The atmosphere in the ticket queue was understandably muted, but if only my Italian had been better I would have embraced those around me with a William Wallace-esque speech of inspiration regarding my last sighting of Lucchese last season at Arezzo, a game the visitors won 1,0, but subsequent to that game and much nearer the end of the season, Arezzo were docked 15 points and even had two games postponed while they fought a winding up order. The deduction put Arezzo in the relegation zone, but they stayed up on the last day and are jousting away at the promotion end of the league this term. From unfortunate issues like this people rally and from adversity can rise something more worthy!
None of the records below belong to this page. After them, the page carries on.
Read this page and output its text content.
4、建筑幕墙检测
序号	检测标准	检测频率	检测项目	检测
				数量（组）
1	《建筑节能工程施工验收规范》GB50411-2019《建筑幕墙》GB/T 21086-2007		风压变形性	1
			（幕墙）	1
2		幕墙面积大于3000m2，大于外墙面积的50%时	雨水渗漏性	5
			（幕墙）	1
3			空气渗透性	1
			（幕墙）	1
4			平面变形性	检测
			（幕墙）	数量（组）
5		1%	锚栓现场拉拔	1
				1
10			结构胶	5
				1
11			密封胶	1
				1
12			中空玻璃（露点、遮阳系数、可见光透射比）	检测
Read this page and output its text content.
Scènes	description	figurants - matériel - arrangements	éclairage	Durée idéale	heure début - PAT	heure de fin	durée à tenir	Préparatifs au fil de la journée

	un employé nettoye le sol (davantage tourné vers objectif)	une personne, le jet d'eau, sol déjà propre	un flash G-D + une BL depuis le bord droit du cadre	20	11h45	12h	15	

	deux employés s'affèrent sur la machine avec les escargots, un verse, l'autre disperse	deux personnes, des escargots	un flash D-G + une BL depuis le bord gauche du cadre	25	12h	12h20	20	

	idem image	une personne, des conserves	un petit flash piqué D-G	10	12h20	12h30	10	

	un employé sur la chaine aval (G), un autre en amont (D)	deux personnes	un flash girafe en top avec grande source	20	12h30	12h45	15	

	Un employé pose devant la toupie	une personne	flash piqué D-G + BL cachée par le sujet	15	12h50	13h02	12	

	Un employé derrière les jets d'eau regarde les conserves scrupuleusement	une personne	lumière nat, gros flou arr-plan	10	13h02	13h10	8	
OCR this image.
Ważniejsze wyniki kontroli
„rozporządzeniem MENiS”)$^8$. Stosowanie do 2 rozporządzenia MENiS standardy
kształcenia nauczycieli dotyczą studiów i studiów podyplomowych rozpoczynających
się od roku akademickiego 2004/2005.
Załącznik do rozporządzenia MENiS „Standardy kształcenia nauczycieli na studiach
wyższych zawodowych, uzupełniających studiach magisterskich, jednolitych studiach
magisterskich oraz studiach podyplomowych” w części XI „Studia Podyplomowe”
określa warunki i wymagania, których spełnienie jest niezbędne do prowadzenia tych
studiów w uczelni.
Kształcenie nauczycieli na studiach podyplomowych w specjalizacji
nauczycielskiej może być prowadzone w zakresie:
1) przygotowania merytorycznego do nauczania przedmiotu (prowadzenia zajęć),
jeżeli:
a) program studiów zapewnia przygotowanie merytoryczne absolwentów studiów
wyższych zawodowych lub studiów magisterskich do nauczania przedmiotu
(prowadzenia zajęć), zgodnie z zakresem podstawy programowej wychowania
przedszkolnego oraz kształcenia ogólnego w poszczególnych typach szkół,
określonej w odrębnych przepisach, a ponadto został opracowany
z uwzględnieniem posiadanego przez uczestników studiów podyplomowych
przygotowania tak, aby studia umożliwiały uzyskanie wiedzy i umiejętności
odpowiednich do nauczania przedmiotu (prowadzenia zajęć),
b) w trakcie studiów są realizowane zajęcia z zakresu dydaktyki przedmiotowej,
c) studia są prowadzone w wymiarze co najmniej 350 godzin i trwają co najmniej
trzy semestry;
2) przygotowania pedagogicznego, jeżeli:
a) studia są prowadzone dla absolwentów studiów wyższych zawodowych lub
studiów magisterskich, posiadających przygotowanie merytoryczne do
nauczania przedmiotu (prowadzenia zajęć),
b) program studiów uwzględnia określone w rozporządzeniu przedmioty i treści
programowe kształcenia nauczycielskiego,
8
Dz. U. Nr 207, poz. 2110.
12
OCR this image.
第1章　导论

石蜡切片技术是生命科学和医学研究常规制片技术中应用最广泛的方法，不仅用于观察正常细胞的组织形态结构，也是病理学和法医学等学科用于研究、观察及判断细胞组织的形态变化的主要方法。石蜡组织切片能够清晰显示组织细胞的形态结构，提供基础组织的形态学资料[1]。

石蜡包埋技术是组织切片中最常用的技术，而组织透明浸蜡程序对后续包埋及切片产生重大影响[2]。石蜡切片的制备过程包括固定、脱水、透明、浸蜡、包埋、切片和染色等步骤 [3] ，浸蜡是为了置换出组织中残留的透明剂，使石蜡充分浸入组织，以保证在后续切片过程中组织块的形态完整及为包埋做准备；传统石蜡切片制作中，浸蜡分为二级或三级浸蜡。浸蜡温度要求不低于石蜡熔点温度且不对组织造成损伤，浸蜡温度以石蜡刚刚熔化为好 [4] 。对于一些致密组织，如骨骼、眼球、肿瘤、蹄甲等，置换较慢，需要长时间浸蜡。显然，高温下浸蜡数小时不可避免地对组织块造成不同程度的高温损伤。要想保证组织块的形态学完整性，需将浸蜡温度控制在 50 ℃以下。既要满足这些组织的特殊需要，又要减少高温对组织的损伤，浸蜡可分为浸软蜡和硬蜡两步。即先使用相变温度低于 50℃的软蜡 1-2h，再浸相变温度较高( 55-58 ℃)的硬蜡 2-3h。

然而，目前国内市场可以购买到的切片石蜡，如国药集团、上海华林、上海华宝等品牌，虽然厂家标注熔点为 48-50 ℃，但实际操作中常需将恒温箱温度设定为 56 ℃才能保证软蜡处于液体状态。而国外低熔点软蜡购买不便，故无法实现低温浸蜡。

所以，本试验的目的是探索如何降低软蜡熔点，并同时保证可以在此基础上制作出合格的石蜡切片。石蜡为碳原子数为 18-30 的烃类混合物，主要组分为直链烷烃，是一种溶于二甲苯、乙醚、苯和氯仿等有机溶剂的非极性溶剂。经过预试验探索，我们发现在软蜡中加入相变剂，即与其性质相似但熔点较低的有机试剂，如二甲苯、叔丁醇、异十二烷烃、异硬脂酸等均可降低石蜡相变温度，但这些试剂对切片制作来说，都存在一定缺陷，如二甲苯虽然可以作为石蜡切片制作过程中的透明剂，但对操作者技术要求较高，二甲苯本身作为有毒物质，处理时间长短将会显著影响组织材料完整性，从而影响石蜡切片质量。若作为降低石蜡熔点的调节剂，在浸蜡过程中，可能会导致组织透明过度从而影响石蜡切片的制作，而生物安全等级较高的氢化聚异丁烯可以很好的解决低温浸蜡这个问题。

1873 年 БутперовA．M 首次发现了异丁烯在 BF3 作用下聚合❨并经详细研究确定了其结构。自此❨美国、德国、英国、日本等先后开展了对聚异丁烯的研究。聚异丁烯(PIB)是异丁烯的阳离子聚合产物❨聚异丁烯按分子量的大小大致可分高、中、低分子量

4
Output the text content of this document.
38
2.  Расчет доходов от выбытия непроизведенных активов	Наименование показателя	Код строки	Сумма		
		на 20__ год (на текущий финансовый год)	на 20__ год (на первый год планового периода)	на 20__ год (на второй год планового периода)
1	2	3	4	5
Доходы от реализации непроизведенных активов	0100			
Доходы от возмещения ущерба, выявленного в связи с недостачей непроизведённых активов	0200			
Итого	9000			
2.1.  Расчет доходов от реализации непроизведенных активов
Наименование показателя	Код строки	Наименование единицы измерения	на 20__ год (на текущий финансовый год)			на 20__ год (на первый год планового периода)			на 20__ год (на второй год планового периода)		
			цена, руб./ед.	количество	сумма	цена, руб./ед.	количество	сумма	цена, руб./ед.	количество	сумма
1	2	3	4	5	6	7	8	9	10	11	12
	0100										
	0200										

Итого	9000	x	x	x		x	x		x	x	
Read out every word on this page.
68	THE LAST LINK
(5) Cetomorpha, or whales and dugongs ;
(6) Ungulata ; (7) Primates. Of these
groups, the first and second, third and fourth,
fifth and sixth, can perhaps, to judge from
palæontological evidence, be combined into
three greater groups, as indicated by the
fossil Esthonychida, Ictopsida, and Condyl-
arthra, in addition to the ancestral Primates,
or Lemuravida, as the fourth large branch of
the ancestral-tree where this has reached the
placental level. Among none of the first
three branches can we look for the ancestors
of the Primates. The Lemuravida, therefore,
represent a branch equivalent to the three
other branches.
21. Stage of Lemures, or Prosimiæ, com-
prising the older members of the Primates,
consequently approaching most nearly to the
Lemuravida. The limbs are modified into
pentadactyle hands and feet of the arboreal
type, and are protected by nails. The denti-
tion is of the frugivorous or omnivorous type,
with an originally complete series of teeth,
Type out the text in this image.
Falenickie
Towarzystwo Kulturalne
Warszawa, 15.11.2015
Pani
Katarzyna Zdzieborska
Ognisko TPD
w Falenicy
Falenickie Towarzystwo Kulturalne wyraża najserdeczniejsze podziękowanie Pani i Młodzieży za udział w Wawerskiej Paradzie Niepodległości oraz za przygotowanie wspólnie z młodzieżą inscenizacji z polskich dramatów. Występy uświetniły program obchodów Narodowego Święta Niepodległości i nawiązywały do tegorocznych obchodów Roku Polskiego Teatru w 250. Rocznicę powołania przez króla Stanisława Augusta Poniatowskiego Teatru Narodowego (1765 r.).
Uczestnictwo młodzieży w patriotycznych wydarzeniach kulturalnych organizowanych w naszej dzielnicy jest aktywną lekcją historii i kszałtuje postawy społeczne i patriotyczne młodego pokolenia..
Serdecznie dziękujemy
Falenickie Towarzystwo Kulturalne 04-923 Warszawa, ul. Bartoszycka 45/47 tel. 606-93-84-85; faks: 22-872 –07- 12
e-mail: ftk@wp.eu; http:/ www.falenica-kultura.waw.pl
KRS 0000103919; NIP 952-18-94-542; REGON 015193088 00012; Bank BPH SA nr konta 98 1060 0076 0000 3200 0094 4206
Stadio Porta Elisa (capacity 7,385) has a fine covered main stand with its very own unique flag tower that always reminds me of a similar, if taller version at the Centenario in Montevideo, FIFA’s home of football! Opposite the main stand is an uncovered seated stand, the Gradinata, and the Curva at either end are both uncovered as you’d expect, but of a suitable depth to allow for a good number of fans, affording an arousing atmosphere and this one would not let us down! I had been at a game here once before in April 1990, a sleepy midweek afternoon kick off for a low key Coppa Italia Serie C encounter with an ambitious wee club destined for loftier places in Chievo Verona, with the Flying Donkeys easily winning 2-0. The atmosphere for the visit of Pisa on a more traditional Sunday could not have been more contrasting. The quiet sophistication of Lucca is left at the turnstiles as an incessant bombardment of insults were traded between the two sets of fans. Pisa have bigger rivals in Livorno, but as they are in Serie B presently, local rivalries with Pontedera and Lucchese will have to do for now. They had a huge visiting support, and the Ultras at both ends kept up the singing, the flag waving and the flares throughout! The local Ultras seemed troubled on two fronts, with a need to make the Pisans feel unwelcome, but occasional dashes to the perimeter wall to explode anger at the police outside the stadium was necessary too. The police had long scampered further away before the game ended!

Amid the cacophony of derby noise a cracking match was played out with no quarter given by either set of players as well as the tifosi. Lucchese, perhaps given their points deduction (since increased to 16, having been through 5 then 8, but Matera were slapped with a season ending 32 points as the FIGC get angry with non conforming clubs post the Pro Piacenza debacle!) seemed a little more desperate, which doesn’t always lead to free flowing football, and many of their attacks would break down at the edge of the box thanks in part to misplaced passes, but that alone would be unkind to a well organised defence by the visitors. Pisa are in the mix nearer the top end of the league, and while the automatic promotion place seems unlikely, they’ll be well placed for a go at the protracted play offs come May. The three points that went south to the stadium near the Leaning Tower came from the only goal of the game near the end of the first half, at the Pisa end of the stadium, and once tucked away, mayhem broke out including the players climbing up the fence to celebrate with the fans! The lead was nearly doubled in the second half, and the goal was awarded before player power from the Lucchesi towards the linesman led to a change of mind!! Bouyed by this reprieve the home side gave it one or two last hoorahs, but Pisa stood firm.

If you have never been to Lucca I would implore you to give it a whirl, it’s well worth a day or more of investigating, and if calcio is in town, get yourself along!!